Sunday, October 01, 2006

再読「日本近代文学」⑦中上健次

●良くも悪くも戦後の作家では村上春樹と中上健次が最大の存在でしょう。ではまず毎度おなじみのウィキペディアから抜粋。
●中上 健次(なかがみ けんじ、男性、1946年8月2日 - 1992年8月12日)は、和歌山県新宮市生まれの作家・批評家・詩人。本名は、表記は同じだが読みは「なかうえ」。妻は作家の紀和鏡、長女は作家の中上紀、次女は陶芸家で作家の中山菜穂。被差別部落の出身であり、部落のことを「路地」と表現する。初期は、大江健三郎から文体の影響を受けた。デビュー作は、村上龍『限りなく透明に近いブルー』の先行的作品とも呼べる『灰色のコカ・コーラ』。柄谷行人から薦められたウィリアム・フォークナーに学んだ先鋭的かつ土俗的な方法で、紀州熊野を舞台にした数々の小説を描き、「紀州サーガ」とよばれる独特の土着的な作品世界を作り上げた。1975(昭和50)年、『岬』で、第74回芥川賞を受賞。戦後生まれで初めての芥川賞作家として、話題を呼んだ。早世。

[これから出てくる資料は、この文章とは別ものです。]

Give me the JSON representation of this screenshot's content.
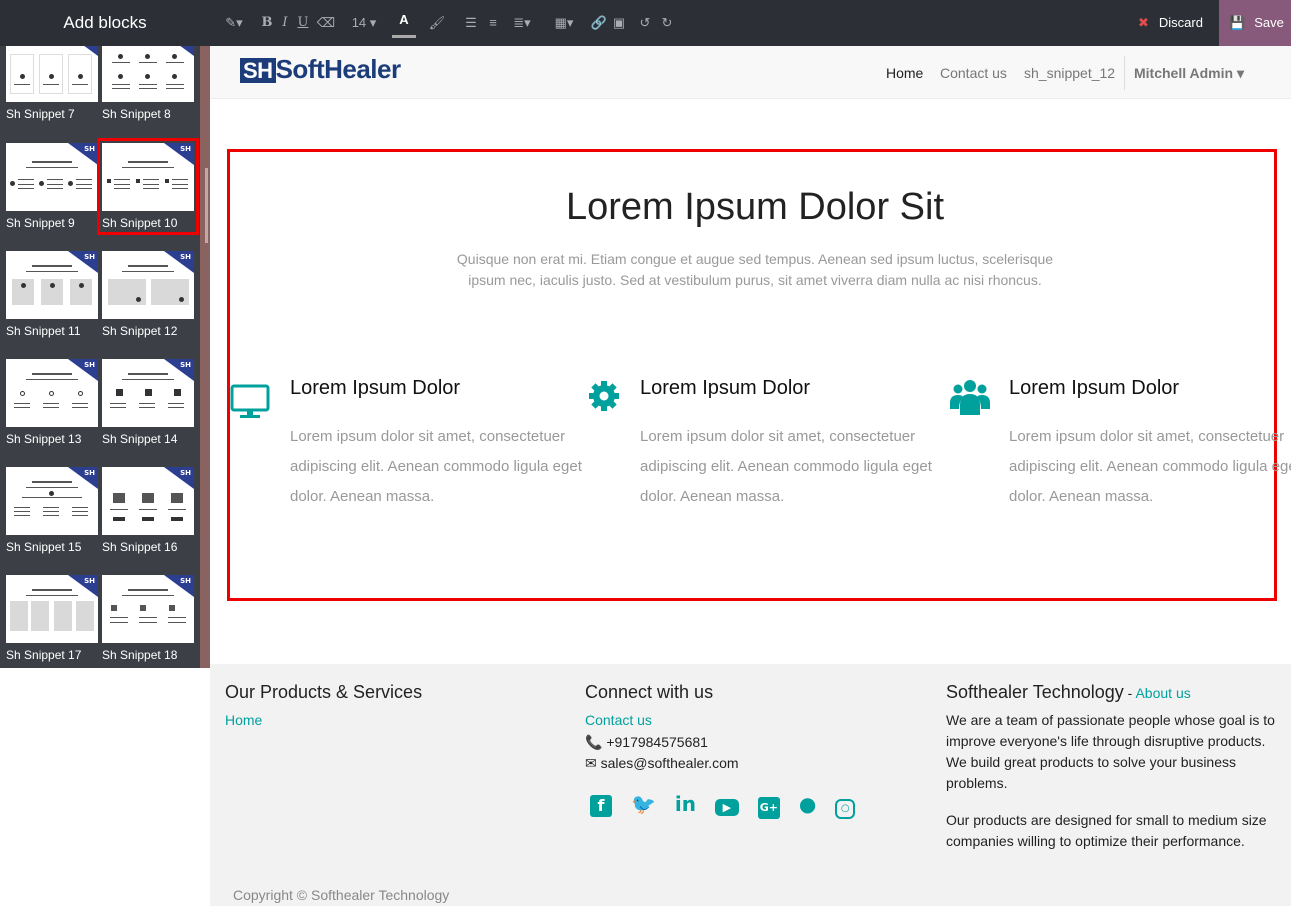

●『枯木灘』(1977年)は著者の出世作。被差別部落に住む中上と中上の血族がそのモデル。事実と空想がない交ぜになったギリシャ悲劇を思わせる路地の物語で一躍、戦後で最も重要な作家となる礎を築いた。私も高校生の時にたいそう感銘を受けました。そして現在、再読してみるとそこまでの感銘はなく、中上の抱えていた問題を捏造に感じてしまう。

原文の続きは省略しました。